I’ve been following hashtags from a few conferences and am interested in the ideas that have currency with participants.  Now and then I read something and recognize it as having been said by another speaker years ago or a modified version of a whole passage from an author long dead.  Of course, some authors or speakers are so connected to particular expressions that it would be impossible to separate them.  For instance, imagine using “Ask not what your country can do for you” without attributing it to John F. Kennedy or attempting to make it your own.  While you could not get away with that you could rephrase G.K. Chesterton, Ovid or George MacDonald and feel certain very few people would know.
I think I am seeing a reversal of what I experienced in college.  Audiences want to believe the speaker is the original source and, to quote St.
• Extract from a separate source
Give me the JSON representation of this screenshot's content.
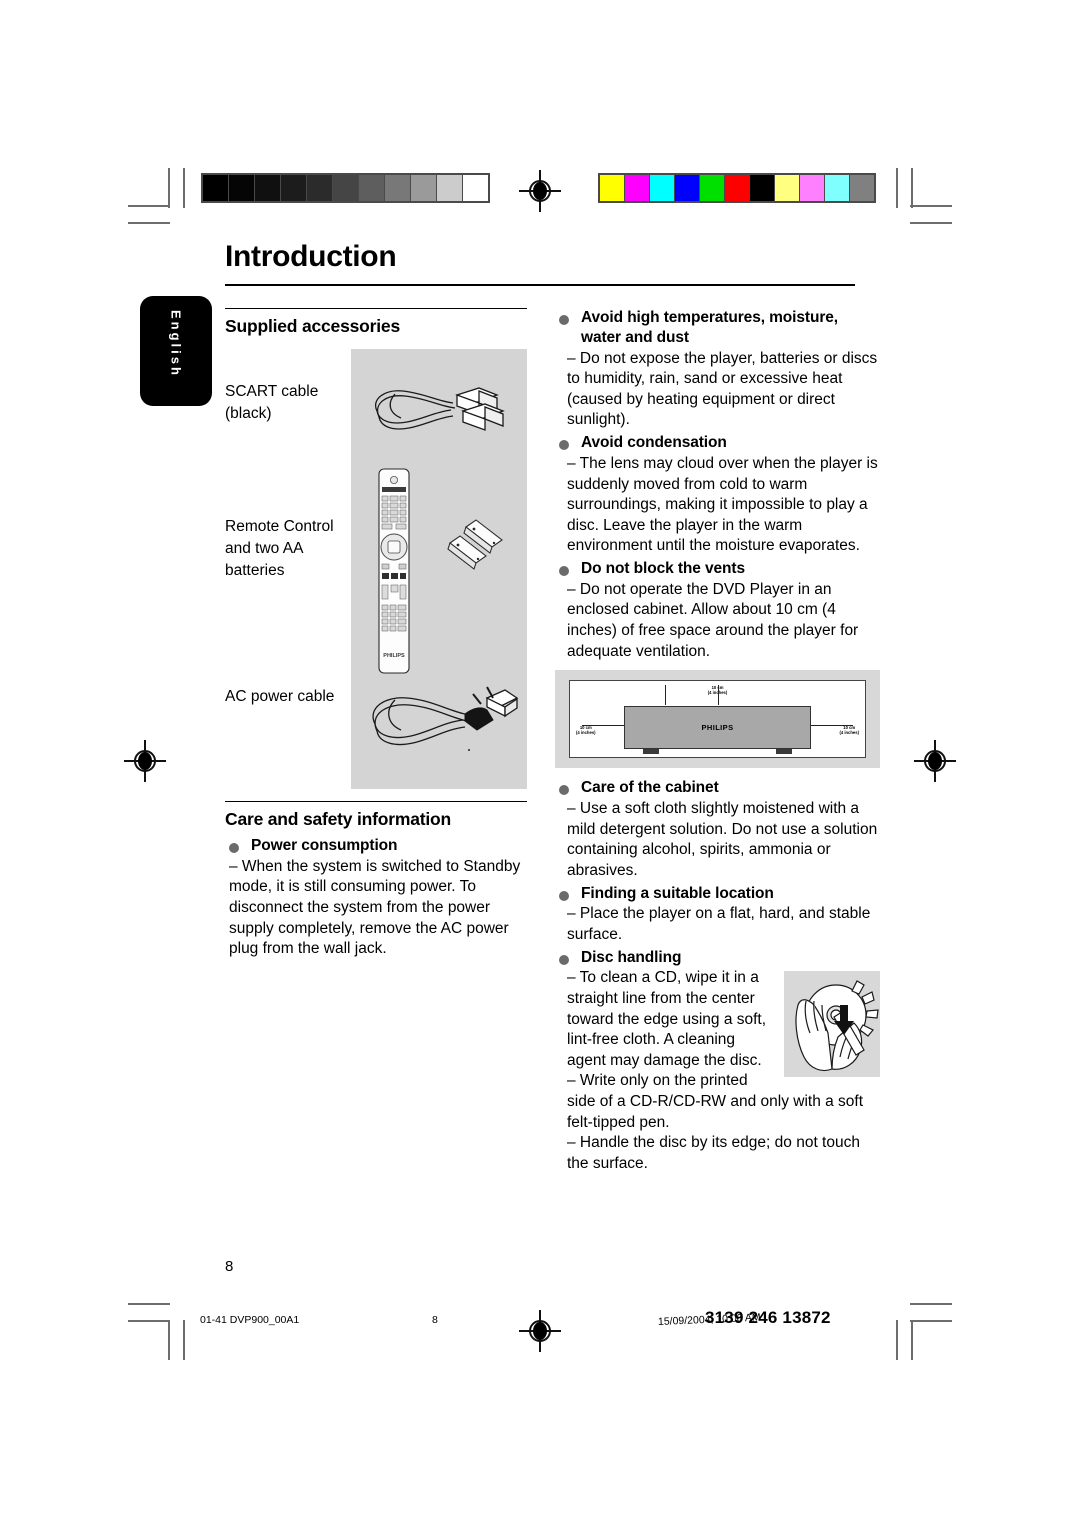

Matthew, “he taught as one who had authority and not as their scribes.”  My professors wanted scribes and this generation wants authorities.  They do not value quotes and footnotes as much as they do someone speaking with the authority of insight or new idea – even if it is a paraphrase.  We had to prove our sources and the speakers today are encouraged to be the source.  Some speakers I have heard actually improve the original and make it even more memorable.
Of course, there is an obvious downside to this.  It can be dishonest or become outright theft. It is one step beyond doing a “cover album” or reinterpreting an artist.  Still, I know these participants are scribbling and texting these ideas as if they have been spoken for the very first time and, more important, perhaps they are listening in a way they would not to the original.